Gene co-expression detection software tools | Transcription data analysis
Ever since the publication of the first gene expression arrays, the correlated expression of genes involved in a related molecular process has been used to predict functional relations between gene pairs. Large amounts of microarray and RNA-seq transcript expression, measured under a plethora of conditions enable mining for concordantly expressed genes.
Predicts the function of genes and gene sets. GeneMANIA is used for probing of gene function and revealing pairwise connections linking genes in yeast, fly, worm, human and other species. It allows users to construct networks from gene lists for custom organisms and network data. The prediction performed provides a method for leveraging functionally informative associations to explore bacterial gene function.
A comprehensive collection of R functions for performing various aspects of weighted correlation network analysis. WGCNA includes functions for network construction, module detection, gene selection, calculations of topological properties, data simulation, visualization, and interfacing with external software. While the methods development was motivated by gene expression data, the underlying data mining approach can be applied to a variety of different settings.
An R/C++ package to identify patterns and biological process activity in transcriptomic data. CoGAPS provides an integrated package for isolating gene expression driven by a biological process, enhancing inference of biological processes from transcriptomic data. It improves on other enrichment measurement methods by combining a Markov chain Monte Carlo (MCMC) matrix factorization algorithm (GAPS) with a threshold-independent statistic inferring activity on gene sets. coGAPS infers biological activity by identifying overlapping, coregulated sets of genes and applying Z-score based statistics. It can be used to isolate transcription factor (TF) or BP activity in datasets of thousands of genes and tens to thousands of samples. The software is provided as open source C++ code built on top of JAGS software with an R interface.
Scores the evolutionary conservation of gene neighborhoods using syntenic blocks.

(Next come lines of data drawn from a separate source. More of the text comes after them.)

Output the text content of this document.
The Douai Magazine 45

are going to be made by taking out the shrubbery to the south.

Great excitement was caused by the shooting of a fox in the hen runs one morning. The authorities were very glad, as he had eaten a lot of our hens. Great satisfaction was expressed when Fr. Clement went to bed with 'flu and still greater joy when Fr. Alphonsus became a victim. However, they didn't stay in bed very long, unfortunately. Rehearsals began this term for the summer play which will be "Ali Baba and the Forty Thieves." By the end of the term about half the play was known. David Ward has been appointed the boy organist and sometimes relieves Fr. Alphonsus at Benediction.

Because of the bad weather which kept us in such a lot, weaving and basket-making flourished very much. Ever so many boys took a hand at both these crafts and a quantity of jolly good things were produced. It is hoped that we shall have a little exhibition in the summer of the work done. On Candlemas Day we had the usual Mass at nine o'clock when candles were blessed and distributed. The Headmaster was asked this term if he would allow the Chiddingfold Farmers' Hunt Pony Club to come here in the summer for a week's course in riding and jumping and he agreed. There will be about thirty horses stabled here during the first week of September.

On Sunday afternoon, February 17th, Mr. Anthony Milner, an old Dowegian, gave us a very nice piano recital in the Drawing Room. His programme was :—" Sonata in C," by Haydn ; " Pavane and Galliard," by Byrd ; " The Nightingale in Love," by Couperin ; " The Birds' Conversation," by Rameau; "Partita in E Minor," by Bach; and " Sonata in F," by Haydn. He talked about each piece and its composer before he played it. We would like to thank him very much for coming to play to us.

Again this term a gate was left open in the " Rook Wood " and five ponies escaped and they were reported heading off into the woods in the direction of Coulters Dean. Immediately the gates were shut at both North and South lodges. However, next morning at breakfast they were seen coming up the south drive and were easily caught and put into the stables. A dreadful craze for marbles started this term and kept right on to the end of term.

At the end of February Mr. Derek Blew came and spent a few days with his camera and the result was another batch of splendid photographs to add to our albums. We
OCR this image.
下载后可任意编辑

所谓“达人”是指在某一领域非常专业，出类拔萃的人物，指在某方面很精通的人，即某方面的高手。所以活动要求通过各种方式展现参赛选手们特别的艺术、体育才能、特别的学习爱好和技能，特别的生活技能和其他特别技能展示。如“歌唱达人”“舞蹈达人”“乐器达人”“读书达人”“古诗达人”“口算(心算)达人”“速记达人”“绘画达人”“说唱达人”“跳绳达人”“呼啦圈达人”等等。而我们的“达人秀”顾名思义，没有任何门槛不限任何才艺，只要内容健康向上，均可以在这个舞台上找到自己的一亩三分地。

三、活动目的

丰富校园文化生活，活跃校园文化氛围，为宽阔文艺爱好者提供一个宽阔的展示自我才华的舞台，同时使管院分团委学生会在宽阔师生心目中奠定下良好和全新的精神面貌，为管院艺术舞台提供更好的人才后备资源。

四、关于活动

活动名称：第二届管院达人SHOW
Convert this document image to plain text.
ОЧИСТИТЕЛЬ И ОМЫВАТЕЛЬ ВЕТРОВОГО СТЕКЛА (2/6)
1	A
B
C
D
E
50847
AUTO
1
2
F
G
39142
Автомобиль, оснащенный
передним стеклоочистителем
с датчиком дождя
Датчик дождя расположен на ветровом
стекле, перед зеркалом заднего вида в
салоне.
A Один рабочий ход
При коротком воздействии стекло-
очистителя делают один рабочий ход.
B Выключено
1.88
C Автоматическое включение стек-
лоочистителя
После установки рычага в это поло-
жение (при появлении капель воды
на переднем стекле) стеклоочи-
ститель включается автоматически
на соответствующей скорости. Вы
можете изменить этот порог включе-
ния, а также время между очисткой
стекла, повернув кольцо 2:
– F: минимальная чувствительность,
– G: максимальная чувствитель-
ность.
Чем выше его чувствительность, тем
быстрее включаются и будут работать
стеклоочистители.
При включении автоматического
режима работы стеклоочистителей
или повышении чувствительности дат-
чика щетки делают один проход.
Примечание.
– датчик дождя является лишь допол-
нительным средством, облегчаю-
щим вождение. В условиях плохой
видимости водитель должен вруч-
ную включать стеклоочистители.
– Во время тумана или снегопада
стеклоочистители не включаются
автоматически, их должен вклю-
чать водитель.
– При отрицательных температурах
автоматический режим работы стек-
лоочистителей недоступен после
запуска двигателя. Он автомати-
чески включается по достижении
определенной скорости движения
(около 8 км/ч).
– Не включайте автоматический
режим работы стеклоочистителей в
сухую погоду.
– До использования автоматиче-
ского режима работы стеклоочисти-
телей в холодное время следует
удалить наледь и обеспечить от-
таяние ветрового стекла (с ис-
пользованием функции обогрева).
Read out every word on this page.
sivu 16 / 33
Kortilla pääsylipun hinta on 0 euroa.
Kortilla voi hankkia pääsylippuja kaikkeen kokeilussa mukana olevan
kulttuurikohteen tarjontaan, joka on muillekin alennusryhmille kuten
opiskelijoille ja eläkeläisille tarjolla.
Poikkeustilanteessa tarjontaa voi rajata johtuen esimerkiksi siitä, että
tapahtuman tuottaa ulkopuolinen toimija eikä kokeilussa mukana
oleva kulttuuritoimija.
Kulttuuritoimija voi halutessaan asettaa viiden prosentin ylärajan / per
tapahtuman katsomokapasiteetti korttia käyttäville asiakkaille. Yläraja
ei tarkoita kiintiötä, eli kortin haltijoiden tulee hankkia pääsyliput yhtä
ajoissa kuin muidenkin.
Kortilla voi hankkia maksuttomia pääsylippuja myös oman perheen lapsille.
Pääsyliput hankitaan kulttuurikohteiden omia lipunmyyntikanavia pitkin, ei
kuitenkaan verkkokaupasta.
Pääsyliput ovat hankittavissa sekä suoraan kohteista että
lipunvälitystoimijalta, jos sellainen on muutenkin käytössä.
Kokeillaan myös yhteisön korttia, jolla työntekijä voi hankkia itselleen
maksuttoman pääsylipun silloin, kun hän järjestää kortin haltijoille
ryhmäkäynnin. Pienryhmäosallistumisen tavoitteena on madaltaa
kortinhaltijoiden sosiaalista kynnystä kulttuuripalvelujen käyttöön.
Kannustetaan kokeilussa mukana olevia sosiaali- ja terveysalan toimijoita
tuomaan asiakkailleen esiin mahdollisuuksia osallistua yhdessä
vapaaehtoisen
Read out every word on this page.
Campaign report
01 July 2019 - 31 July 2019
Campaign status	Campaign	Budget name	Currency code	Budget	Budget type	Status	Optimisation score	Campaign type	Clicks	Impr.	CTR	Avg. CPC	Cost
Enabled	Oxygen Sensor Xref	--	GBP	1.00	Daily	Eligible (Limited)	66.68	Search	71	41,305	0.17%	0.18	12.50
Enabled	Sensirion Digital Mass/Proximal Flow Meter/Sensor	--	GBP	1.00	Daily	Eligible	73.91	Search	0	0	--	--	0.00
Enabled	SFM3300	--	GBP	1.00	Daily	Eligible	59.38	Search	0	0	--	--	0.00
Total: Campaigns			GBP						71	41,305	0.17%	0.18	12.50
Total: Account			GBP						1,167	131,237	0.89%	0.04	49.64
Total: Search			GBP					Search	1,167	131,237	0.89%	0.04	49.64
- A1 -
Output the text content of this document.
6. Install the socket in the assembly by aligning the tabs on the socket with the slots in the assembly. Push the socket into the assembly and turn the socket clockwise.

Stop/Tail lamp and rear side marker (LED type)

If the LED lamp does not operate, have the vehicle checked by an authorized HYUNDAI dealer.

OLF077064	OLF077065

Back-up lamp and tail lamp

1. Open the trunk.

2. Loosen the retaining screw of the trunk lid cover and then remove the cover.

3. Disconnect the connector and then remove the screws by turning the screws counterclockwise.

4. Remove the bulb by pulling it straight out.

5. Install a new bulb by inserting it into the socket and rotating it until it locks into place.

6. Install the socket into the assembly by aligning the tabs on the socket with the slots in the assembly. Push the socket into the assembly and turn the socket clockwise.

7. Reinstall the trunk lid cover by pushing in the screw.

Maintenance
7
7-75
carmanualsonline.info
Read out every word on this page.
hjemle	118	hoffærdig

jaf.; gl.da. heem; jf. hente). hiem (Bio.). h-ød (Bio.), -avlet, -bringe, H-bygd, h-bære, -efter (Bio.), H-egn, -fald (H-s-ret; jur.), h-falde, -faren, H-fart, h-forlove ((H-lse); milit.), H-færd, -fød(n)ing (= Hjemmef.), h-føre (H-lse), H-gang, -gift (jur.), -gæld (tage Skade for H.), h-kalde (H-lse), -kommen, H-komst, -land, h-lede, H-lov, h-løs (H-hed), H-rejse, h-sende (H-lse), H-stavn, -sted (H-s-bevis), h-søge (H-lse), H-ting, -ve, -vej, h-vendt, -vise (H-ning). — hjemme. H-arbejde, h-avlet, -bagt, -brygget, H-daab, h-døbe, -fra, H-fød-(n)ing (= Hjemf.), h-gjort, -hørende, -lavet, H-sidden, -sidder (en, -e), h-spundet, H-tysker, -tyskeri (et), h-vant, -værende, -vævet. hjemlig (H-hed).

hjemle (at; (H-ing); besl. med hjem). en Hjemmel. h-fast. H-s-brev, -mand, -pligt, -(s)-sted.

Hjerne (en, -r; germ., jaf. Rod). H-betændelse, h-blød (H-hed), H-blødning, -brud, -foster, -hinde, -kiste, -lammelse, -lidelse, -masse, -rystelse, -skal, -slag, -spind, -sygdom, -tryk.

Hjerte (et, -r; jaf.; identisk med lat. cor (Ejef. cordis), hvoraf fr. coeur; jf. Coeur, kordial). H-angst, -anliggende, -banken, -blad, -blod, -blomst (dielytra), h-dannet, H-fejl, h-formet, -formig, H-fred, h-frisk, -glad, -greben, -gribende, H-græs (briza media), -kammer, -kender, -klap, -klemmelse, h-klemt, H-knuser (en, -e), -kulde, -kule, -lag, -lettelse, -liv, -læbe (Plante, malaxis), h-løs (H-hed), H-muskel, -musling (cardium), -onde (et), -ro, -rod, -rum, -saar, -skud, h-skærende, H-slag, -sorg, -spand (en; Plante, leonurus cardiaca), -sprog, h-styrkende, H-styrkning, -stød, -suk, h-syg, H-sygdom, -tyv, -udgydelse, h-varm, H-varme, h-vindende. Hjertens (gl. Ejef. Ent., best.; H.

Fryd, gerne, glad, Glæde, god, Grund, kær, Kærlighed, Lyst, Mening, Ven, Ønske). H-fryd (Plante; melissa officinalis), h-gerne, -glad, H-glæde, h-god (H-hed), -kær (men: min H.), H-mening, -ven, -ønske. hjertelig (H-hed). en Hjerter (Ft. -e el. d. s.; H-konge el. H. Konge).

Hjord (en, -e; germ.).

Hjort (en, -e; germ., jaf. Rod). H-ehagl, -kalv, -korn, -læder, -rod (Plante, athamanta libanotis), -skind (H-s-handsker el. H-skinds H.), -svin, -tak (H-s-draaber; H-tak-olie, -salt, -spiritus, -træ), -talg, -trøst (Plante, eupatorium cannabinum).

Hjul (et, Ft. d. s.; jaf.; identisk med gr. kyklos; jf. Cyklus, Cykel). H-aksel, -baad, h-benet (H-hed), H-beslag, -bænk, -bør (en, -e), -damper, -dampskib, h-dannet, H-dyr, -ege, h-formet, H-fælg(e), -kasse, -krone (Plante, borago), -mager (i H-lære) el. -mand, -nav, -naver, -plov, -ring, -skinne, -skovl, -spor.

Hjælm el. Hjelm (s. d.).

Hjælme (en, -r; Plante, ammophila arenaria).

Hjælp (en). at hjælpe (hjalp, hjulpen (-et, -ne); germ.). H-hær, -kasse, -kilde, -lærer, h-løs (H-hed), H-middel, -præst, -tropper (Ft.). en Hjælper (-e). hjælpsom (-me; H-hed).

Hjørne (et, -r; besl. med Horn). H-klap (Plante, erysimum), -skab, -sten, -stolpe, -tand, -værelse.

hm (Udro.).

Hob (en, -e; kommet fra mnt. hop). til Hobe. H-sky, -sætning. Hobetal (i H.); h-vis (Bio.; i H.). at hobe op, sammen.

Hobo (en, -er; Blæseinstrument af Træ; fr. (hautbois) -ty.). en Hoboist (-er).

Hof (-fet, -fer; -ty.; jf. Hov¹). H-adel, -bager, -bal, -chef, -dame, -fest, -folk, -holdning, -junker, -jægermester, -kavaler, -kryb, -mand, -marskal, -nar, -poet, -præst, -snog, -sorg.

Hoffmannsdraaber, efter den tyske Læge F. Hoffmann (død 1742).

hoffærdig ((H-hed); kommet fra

G-NEST combines genomic location, gene expression, and evolutionary sequence conservation data to score putative gene neighborhoods across all possible window sizes in terms of gene number or base pair length. This algorithm utilizes quantitative gene expression data, such as that derived from microarray or RNA-sequencing technologies. It also enables the identification of neighborhoods containing paralogous, divergent, or unannotated genes.
Provides a sequence-independent comparative framework for two or more genomic datasets, where the variables and operations represent biological reality. The approximately common HO GSVD subspace represents the cell-cycle mRNA expression oscillations, which are similar among the datasets. Applications of HO GSVD in biotechnology include comparison of multiple genomic datasets, each corresponding to (i) the same experiment repeated multiple times using different experimental protocols; (ii) one of multiple types of genomic information, such as DNA copy number, DNA methylation and mRNA expression, collected from the same set of samples; (iii) one of multiple chromosomes of the same organism, to illustrate their relation; and (iv) one of multiple interacting organisms, e.g., in an ecosystem, to illuminate the exchange of biological information in these interactions.
Provides a multivariate differential coexpression test that accounts for the complete correlation structure between genes. GSNCA characterizes differences in coexpression networks, without requiring the network inference step. GSNCA should be a valuable addition to gene set analysis approaches because (i) it identifies differentially coexpressed pathways that are overlooked otherwise, (ii) eigenvectors are computed efficiently and (iii) it provides information about the importance of genes in pathways that may result in new biological hypotheses.
Utilizes the estimated pseudotime of the cells to find gene co-expression that involves time delay. LEAP sorts cells according to the estimated pseudotime and then computes the maximum correlation of all possible time lags. In addition, LEAP can apply a time-series inspired lag-based correlation analysis to reveal linearly dependent genetic associations.